The hall was a disaster zone. Bodies everywhere—some unconscious from stun batons, others writhing on the floor clutching their heads, a few trying unsuccessfully to stand on legs that wouldn't support them. The security forces were moving through the chaos systematically, stunning anyone who showed signs of continued resistance and zip-tying the hands of those already down. 

And then another sound cut through the chaos. Different from before.
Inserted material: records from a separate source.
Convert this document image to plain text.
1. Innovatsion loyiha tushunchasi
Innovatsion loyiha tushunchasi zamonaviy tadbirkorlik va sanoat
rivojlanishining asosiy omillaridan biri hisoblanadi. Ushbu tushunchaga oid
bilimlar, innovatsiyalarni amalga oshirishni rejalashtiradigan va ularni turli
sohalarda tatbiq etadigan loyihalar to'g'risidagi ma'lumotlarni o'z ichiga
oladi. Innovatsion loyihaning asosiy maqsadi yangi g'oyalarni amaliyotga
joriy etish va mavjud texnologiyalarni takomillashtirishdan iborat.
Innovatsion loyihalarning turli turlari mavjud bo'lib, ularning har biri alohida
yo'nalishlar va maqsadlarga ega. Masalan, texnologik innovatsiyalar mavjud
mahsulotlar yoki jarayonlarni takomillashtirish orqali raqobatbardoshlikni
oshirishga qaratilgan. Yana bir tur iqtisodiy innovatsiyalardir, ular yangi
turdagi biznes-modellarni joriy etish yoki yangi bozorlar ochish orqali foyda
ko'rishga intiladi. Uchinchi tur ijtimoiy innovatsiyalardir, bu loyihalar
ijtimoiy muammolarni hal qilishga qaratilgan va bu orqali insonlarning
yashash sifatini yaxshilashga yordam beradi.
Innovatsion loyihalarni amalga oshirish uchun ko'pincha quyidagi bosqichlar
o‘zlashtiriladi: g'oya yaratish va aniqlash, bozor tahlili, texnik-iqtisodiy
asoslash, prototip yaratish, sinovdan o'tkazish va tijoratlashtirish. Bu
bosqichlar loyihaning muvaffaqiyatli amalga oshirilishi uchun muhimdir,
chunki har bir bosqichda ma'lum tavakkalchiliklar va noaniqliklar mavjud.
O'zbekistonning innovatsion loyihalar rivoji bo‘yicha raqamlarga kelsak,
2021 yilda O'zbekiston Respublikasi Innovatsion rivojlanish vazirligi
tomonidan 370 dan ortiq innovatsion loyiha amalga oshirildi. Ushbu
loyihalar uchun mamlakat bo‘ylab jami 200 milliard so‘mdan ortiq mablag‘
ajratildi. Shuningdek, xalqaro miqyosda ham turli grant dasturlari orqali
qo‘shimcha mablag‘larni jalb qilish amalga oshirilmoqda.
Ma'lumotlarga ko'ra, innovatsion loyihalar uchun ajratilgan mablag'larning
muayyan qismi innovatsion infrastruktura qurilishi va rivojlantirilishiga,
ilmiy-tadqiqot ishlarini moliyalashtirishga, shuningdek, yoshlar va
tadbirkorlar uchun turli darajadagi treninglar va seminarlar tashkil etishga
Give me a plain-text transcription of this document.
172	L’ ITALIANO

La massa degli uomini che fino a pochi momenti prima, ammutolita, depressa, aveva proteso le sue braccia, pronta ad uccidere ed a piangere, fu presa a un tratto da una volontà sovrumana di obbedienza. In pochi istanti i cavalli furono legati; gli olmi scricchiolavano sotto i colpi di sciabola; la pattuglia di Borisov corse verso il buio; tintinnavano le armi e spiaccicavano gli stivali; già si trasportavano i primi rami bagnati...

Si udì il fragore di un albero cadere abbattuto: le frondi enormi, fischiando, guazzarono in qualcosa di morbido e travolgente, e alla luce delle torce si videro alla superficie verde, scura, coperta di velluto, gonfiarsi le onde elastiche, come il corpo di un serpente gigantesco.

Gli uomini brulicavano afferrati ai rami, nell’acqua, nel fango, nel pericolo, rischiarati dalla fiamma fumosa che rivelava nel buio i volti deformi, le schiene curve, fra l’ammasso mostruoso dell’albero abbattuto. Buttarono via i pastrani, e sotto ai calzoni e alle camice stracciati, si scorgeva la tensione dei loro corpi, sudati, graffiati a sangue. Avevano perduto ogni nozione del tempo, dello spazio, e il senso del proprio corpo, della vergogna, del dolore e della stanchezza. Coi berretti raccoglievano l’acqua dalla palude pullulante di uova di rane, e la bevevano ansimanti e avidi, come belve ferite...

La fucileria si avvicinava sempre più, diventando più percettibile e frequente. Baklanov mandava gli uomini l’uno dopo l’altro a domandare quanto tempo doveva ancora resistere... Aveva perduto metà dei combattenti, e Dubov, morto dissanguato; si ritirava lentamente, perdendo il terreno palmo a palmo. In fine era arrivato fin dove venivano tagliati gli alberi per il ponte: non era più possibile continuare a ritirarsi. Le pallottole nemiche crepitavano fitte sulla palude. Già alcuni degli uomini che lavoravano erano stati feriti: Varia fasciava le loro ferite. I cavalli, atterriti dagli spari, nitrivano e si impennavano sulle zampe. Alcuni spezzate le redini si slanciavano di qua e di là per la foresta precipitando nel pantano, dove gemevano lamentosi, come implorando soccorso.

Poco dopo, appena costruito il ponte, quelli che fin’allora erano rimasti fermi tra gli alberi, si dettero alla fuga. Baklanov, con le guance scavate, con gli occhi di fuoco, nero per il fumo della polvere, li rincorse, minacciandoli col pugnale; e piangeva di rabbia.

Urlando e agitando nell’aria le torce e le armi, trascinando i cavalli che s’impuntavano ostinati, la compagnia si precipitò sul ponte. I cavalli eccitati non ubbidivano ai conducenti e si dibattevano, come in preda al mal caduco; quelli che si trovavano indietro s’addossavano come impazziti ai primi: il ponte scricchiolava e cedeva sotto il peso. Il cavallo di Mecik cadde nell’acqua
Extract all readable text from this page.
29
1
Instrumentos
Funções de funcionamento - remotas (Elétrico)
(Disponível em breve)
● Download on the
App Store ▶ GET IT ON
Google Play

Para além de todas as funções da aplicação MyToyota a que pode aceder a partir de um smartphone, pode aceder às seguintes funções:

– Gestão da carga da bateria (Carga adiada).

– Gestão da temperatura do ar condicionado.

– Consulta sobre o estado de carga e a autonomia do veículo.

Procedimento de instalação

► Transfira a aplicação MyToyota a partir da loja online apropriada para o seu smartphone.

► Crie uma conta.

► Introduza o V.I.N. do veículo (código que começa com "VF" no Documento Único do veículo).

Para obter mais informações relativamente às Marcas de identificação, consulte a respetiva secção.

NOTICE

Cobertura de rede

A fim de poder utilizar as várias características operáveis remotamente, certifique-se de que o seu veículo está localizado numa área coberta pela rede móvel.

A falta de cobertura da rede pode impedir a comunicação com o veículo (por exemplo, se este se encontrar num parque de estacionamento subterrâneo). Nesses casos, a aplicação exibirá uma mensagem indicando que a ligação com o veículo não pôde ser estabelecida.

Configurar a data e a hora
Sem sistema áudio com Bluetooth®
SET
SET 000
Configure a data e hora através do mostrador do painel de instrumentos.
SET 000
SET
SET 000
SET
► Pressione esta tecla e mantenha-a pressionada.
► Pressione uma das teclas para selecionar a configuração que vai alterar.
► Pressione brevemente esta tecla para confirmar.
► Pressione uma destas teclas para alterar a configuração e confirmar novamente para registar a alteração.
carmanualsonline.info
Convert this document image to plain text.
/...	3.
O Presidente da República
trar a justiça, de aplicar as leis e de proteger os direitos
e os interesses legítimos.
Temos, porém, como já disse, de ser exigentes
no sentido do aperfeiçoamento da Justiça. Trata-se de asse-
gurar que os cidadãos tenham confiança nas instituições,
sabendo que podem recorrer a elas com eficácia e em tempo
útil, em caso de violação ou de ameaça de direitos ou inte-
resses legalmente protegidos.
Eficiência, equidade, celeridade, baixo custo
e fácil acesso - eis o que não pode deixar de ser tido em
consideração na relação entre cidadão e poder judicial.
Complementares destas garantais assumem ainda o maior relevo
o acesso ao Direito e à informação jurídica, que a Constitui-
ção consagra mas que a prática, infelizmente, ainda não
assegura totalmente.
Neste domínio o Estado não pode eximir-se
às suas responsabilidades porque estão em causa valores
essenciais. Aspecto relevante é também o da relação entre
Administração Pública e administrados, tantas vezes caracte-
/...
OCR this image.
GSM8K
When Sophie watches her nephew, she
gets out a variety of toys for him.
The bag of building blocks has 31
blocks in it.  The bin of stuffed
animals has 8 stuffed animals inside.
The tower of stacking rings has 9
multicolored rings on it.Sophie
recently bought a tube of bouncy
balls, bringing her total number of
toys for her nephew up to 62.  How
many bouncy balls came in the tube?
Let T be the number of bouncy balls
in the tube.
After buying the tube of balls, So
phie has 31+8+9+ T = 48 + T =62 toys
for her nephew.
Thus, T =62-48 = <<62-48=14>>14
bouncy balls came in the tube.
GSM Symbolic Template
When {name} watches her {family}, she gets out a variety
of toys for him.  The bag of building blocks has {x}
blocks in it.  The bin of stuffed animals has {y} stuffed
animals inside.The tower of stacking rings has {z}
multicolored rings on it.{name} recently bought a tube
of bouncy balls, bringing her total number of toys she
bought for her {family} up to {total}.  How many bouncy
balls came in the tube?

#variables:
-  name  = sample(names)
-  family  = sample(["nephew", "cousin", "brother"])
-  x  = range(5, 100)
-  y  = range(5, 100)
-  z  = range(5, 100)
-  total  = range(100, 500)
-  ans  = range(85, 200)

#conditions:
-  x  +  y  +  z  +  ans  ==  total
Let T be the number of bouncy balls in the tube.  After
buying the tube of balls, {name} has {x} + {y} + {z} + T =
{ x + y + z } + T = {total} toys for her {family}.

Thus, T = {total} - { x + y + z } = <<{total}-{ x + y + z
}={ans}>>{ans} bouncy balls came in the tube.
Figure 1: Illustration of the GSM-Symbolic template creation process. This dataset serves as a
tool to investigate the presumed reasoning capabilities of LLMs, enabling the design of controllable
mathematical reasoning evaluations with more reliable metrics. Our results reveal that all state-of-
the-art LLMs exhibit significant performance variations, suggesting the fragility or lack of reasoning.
Not the synthesized security announcement, but something a station-wide alert that made my blood run cold. 

WHOOP WHOOP WHOOP 

Emergency klaxons, the kind they used for critical situations. Decompression warnings. Hull breaches. Or 

A new synthesized voice, this one carrying the flat authority of the station's central AI: 

"ATTENTION. UNSCHEDULED HYPERSPACE EVENT DETECTED IN SECTOR SEVEN-GAMMA. INITIATING LOCKDOWN PROTOCOL DELTA-SIX. ALL PERSONNEL REMAIN IN CURRENT LOCATIONS. ALL DOCKING BAYS SEALED. ALL DEPARTURES SUSPENDED UNTIL FURTHER NOTICE. THIS IS NOT A DRILL."